At Chipotle Mexican Grill’s annual shareholder meeting earlier this month, just 51% of voting shares gave its executive compensation a boost, up from 95% a year earlier. In the S&P 500, these “Say-on-Pay” votes consistently get over 90% approval.

Chipotle’s board ruled out three months of worst-of-the-pandemic sales results, along with several other items, while calculating compensation for its CEO, Brian Niccol. This allowed him to get more compensation than he otherwise would have.

Chipotle called the move a one-time change that does not reflect Niccol’s ongoing compensation plan. Chipotle has been one of the relative winners in the pandemic, with revenue up 7.1% and its stock up 65.7%.

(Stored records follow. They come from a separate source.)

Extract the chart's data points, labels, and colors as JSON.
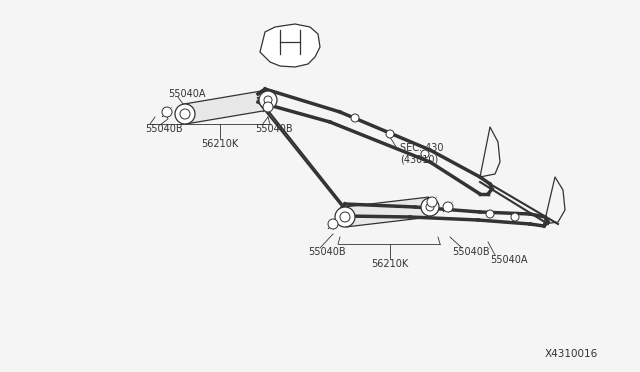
{
  "bg_color": "#f5f5f5",
  "line_color": "#333333",
  "title": "",
  "watermark": "X4310016",
  "labels": {
    "55040A_top": "55040A",
    "55040B_top_left": "55040B",
    "55040B_top_mid": "55040B",
    "56210K_top": "56210K",
    "sec430": "SEC. 430\n(43010)",
    "55040B_bot_left": "55040B",
    "55040B_bot_right": "55040B",
    "55040A_bot": "55040A",
    "56210K_bot": "56210K"
  },
  "label_fontsize": 7,
  "watermark_fontsize": 7.5
}
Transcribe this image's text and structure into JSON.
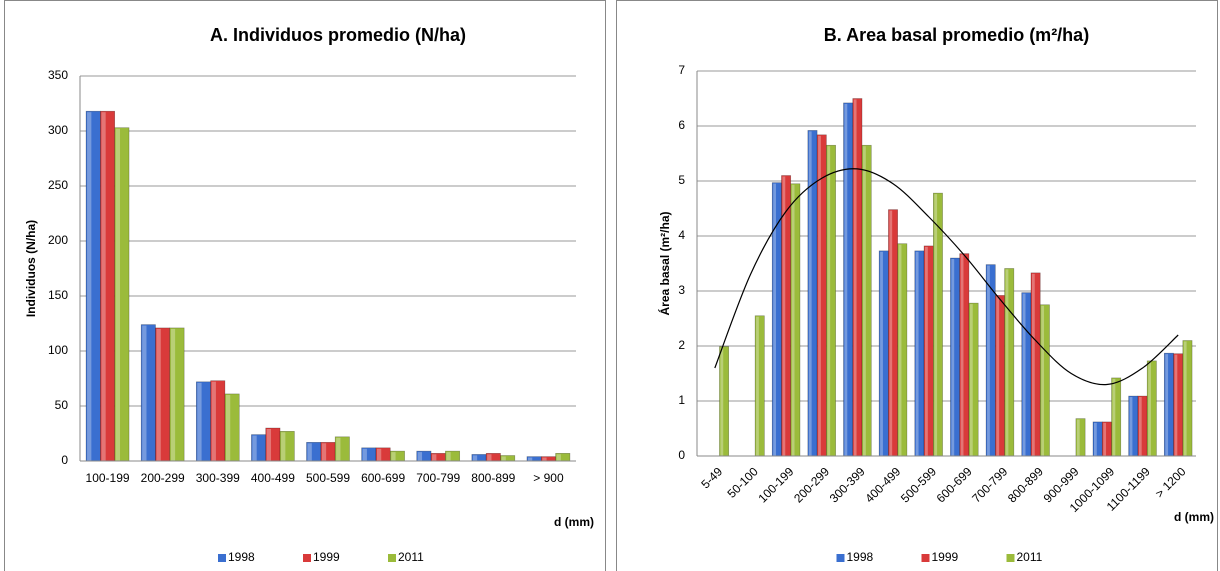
{
  "chart_data": [
    {
      "type": "bar",
      "title": "A. Individuos promedio (N/ha)",
      "y_label": "Individuos (N/ha)",
      "x_label": "d (mm)",
      "categories": [
        "100-199",
        "200-299",
        "300-399",
        "400-499",
        "500-599",
        "600-699",
        "700-799",
        "800-899",
        "> 900"
      ],
      "series": [
        {
          "name": "1998",
          "color": "#3a6fd0",
          "values": [
            318,
            124,
            72,
            24,
            17,
            12,
            9,
            6,
            4
          ]
        },
        {
          "name": "1999",
          "color": "#d93a3a",
          "values": [
            318,
            121,
            73,
            30,
            17,
            12,
            7,
            7,
            4
          ]
        },
        {
          "name": "2011",
          "color": "#9bbb3b",
          "values": [
            303,
            121,
            61,
            27,
            22,
            9,
            9,
            5,
            7
          ]
        }
      ],
      "ylim": [
        0,
        350
      ],
      "yticks": [
        0,
        50,
        100,
        150,
        200,
        250,
        300,
        350
      ],
      "grid": true,
      "legend": "bottom"
    },
    {
      "type": "bar",
      "title": "B. Area basal promedio (m²/ha)",
      "y_label": "Área basal (m²/ha)",
      "x_label": "d (mm)",
      "categories": [
        "5-49",
        "50-100",
        "100-199",
        "200-299",
        "300-399",
        "400-499",
        "500-599",
        "600-699",
        "700-799",
        "800-899",
        "900-999",
        "1000-1099",
        "1100-1199",
        "> 1200"
      ],
      "series": [
        {
          "name": "1998",
          "color": "#3a6fd0",
          "values": [
            null,
            null,
            4.97,
            5.92,
            6.42,
            3.73,
            3.73,
            3.6,
            3.48,
            2.97,
            null,
            0.62,
            1.09,
            1.87
          ]
        },
        {
          "name": "1999",
          "color": "#d93a3a",
          "values": [
            null,
            null,
            5.1,
            5.84,
            6.5,
            4.48,
            3.82,
            3.68,
            2.92,
            3.33,
            null,
            0.62,
            1.09,
            1.86
          ]
        },
        {
          "name": "2011",
          "color": "#9bbb3b",
          "values": [
            1.99,
            2.55,
            4.95,
            5.65,
            5.65,
            3.86,
            4.78,
            2.78,
            3.41,
            2.75,
            0.68,
            1.42,
            1.73,
            2.1
          ]
        }
      ],
      "trendline_values": [
        1.6,
        3.3,
        4.45,
        5.05,
        5.22,
        4.95,
        4.35,
        3.65,
        2.85,
        2.1,
        1.5,
        1.3,
        1.6,
        2.2
      ],
      "ylim": [
        0,
        7
      ],
      "yticks": [
        0,
        1,
        2,
        3,
        4,
        5,
        6,
        7
      ],
      "grid": true,
      "legend": "bottom",
      "rotate_x_labels": true
    }
  ]
}
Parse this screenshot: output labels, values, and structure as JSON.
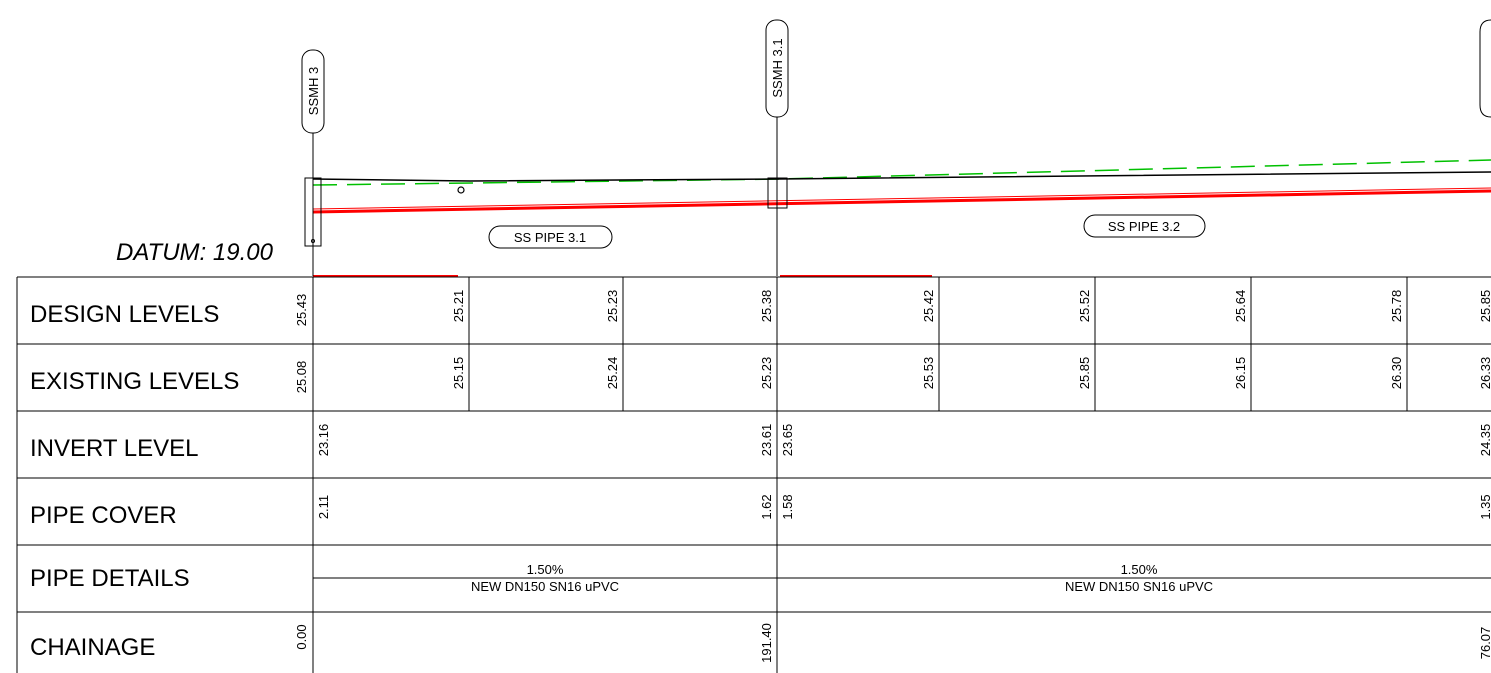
{
  "datum": "DATUM: 19.00",
  "manholes": [
    {
      "id": "mh3",
      "label": "SSMH 3"
    },
    {
      "id": "mh31",
      "label": "SSMH 3.1"
    }
  ],
  "pipes": [
    {
      "id": "pipe31",
      "label": "SS PIPE 3.1"
    },
    {
      "id": "pipe32",
      "label": "SS PIPE 3.2"
    }
  ],
  "rows": {
    "design": "DESIGN LEVELS",
    "existing": "EXISTING LEVELS",
    "invert": "INVERT LEVEL",
    "cover": "PIPE COVER",
    "details": "PIPE DETAILS",
    "chainage": "CHAINAGE"
  },
  "design_levels": [
    "25.43",
    "25.21",
    "25.23",
    "25.38",
    "25.42",
    "25.52",
    "25.64",
    "25.78",
    "25.85"
  ],
  "existing_levels": [
    "25.08",
    "25.15",
    "25.24",
    "25.23",
    "25.53",
    "25.85",
    "26.15",
    "26.30",
    "26.33"
  ],
  "invert_levels": [
    "23.16",
    "23.61",
    "23.65",
    "24.35"
  ],
  "pipe_cover": [
    "2.11",
    "1.62",
    "1.58",
    "1.35"
  ],
  "pipe_details": [
    {
      "grade": "1.50%",
      "spec": "NEW DN150 SN16 uPVC"
    },
    {
      "grade": "1.50%",
      "spec": "NEW DN150 SN16 uPVC"
    }
  ],
  "chainage": [
    "0.00",
    "191.40",
    "76.07"
  ],
  "colors": {
    "pipe": "#ff0000",
    "design_surface": "#000000",
    "existing_surface": "#00c000",
    "linework": "#000000"
  }
}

Although they are not binding, “Say-on-Pay” votes are gaining more and more attention on Wall Street. Between 2017 and 2019, stocks of companies that failed their votes were significantly behind the S&P 500 over the next 12 months, according to Morgan Stanley.

The trend did not continue last year, when the pandemic may have disrupted everything, but Morgan Stanley strategists say they still see the failure of ‘Say-on-Pay’ votes as a signal alarm that an action may have difficulties.

And if there’s something that interests Wall Street investors, it’s how well they get paid.